Muito antes de ir ao Londres, já tinha ouvido falar das suas super-cadeiras, que deslizavam quando nós nos sentávamos, pregando sustos a muita boa gente, pois pensavam que estas se estavam a partir. Experimentei-as pela primeira vez no dia 26 de Abril de 1976. Tinha 11 anos e consegui convencer os meus pais a levarem-me a ver O FANTASMA DO PARAÍSO do Brian DePalma. Adorei as cadeiras, mas achei o filme um bocado histérico de mais para o meu gosto e odiei a música do mesmo. Só voltei ao Londres cerca de um ano depois, em 1977, para ver o divertido A ÚLTIMA LOUCURA de Mel Brooks, onde quase ia morrendo com falta de ar de tanto rir. A este seguiu-se a reposição de VAMO-NOS AMAR com a Marilyn Monroe, que também fui ver.
Nessa altura não frequentava muito o cinema e, na verdade, a sua programação não era muito atractiva para um puto da minha idade. Assim, só lá voltei em 1980 para ver um novo musical de Stanley Donnen chamado de FITAS LOUCAS. Mas em 1981, ano em que fiz 17 anos, consegui a proeza de ver todos os filmes que lá estrearam: ESQUECER VENEZA de Franco Brusati, O ÚLTIMO METRO de Truffaut, A CIDADE DAS MULHERES de Federico Fellini, DAS 9 ÀS 5 de Colin Higgins, DA VIDA DAS MARIONETES de Bergman e LILI MARLEEN de Fassbinder. A partir dessa altura, ir ao Londres passou a fazer parte do meu roteiro cinematográfico e vi por lá muito e bom cinema, bem como filmes de menor qualidade.

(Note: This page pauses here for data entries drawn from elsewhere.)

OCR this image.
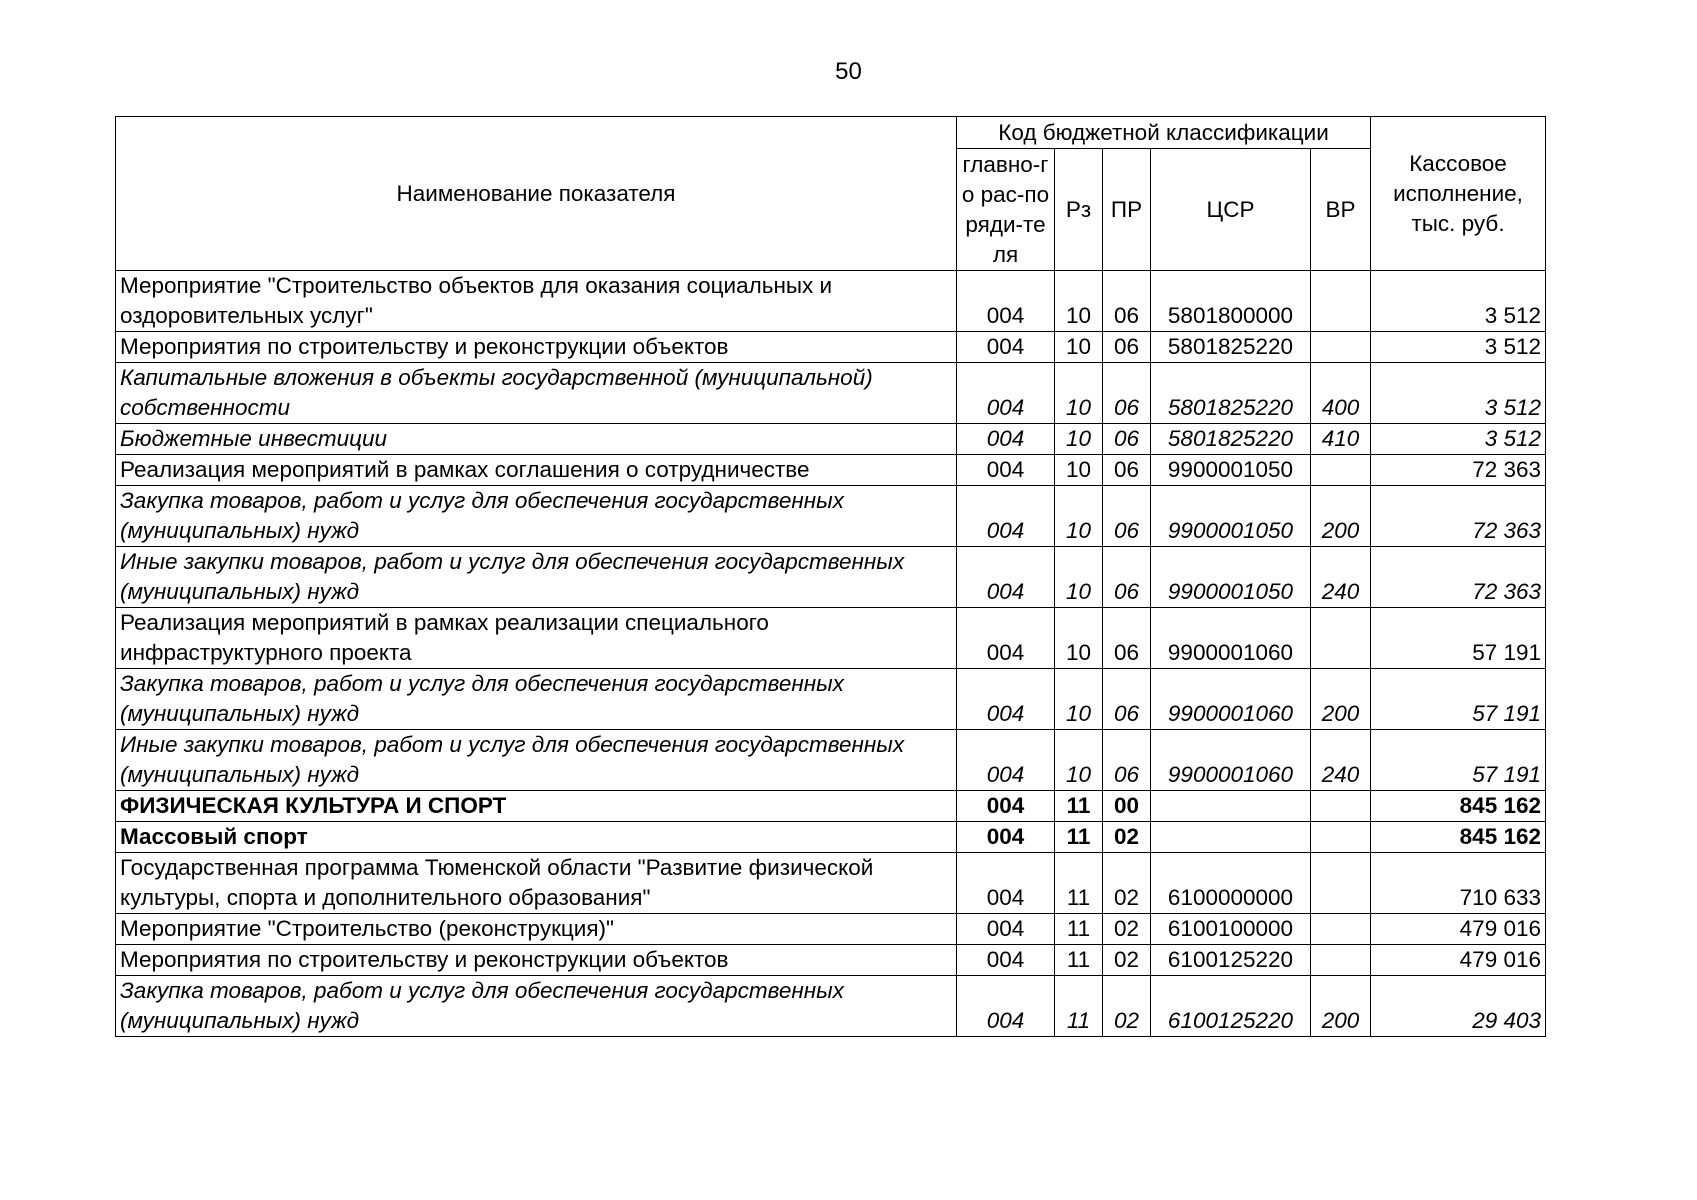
50
Наименование показателя	Код бюджетной классификации					Кассовое исполнение, тыс. руб.

	главно-го рас-поряди-теля	Рз	ПР	ЦСР	ВР	
Мероприятие "Строительство объектов для оказания социальных и оздоровительных услуг"	004	10	06	5801800000		3 512
Мероприятия по строительству и реконструкции объектов	004	10	06	5801825220		3 512
Капитальные вложения в объекты государственной (муниципальной) собственности	004	10	06	5801825220	400	3 512
Бюджетные инвестиции	004	10	06	5801825220	410	3 512
Реализация мероприятий в рамках соглашения о сотрудничестве	004	10	06	9900001050		72 363
Закупка товаров, работ и услуг для обеспечения государственных (муниципальных) нужд	004	10	06	9900001050	200	72 363
Иные закупки товаров, работ и услуг для обеспечения государственных (муниципальных) нужд	004	10	06	9900001050	240	72 363
Реализация мероприятий в рамках реализации специального инфраструктурного проекта	004	10	06	9900001060		57 191
Закупка товаров, работ и услуг для обеспечения государственных (муниципальных) нужд	004	10	06	9900001060	200	57 191
Иные закупки товаров, работ и услуг для обеспечения государственных (муниципальных) нужд	004	10	06	9900001060	240	57 191
ФИЗИЧЕСКАЯ КУЛЬТУРА И СПОРТ	004	11	00			845 162
Массовый спорт	004	11	02			845 162
Государственная программа Тюменской области "Развитие физической культуры, спорта и дополнительного образования"	004	11	02	6100000000		710 633
Мероприятие "Строительство (реконструкция)"	004	11	02	6100100000		479 016
Мероприятия по строительству и реконструкции объектов	004	11	02	6100125220		479 016
Закупка товаров, работ и услуг для обеспечения государственных (муниципальных) нужд	004	11	02	6100125220	200	29 403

No princípio dos anos 80, a programação da sala deixa de ser tão selectiva ou, se preferirem, cuidada e filmes mais comerciais começam a estrear por lá, como por exemplo CLASSE, A EXPERIÊNCIA DE FILADÉLFIA, CROCODILO DUNDEE e MALUCOS E LIBERTINOS. O Londres começa não só a perder a sua identidade, como também a exclusividade dos filmes; com o número de salas a crescer em Lisboa, os filmes começam a poder ser vistos em vários cinemas e o público começa a dividir-se. A fim de tentar fazer frente aos complexos de salas dos centro comerciais, o Londres fecha para obras (salvo erro no final dos anos 90) e reabre com duas salas. Mas a sua programação não voltou mais a ser a mesma e, tal como eu, o público foi-se afastando. Mas ainda mostrou muito bom cinema e com sucesso: A INSUSTENTÁVEL LEVEZA DO SER, SEXO EMNTIRAS E VIDEO, PULP FICTON de Quentin Tarantino, ATA-ME e MULHERES À BEIRA DE UM ATAQUE DE NERVOS de Pedro Almodovas, AS PONTES DE MADISON COUNTY, HENRY & JUNE, O ÚLTIMO IMPERADOR e WALL STREET, entre outros.
Os anos 70 e 80 eram outra coisa, e era possível os cinemas terem a sua própria “personalidade”. Hoje em dia isso já não existe e o público prefere ir a um cinema que tenha muitas salas por onde escolher e, de preferência, que haja muitas lojas em seu redor. São outras maneiras de ver o cinema, tão válidas como as antigas, mas tenho saudades dos velhos cinemas de Lisboa e é uma pena que o Londres tenha fechado as suas portas. É verdade que deixei de frequentar esse cinema, mas era reconfortante saber que ele ainda estava ali. Ainda sonhei que alguém iria reabrir o Londres e devolvê-lo aos aseus tempos de glória; mas não, ao fim de algum tempo de estar encerrado, transformaram-no em mais um aloja dos “chineses”.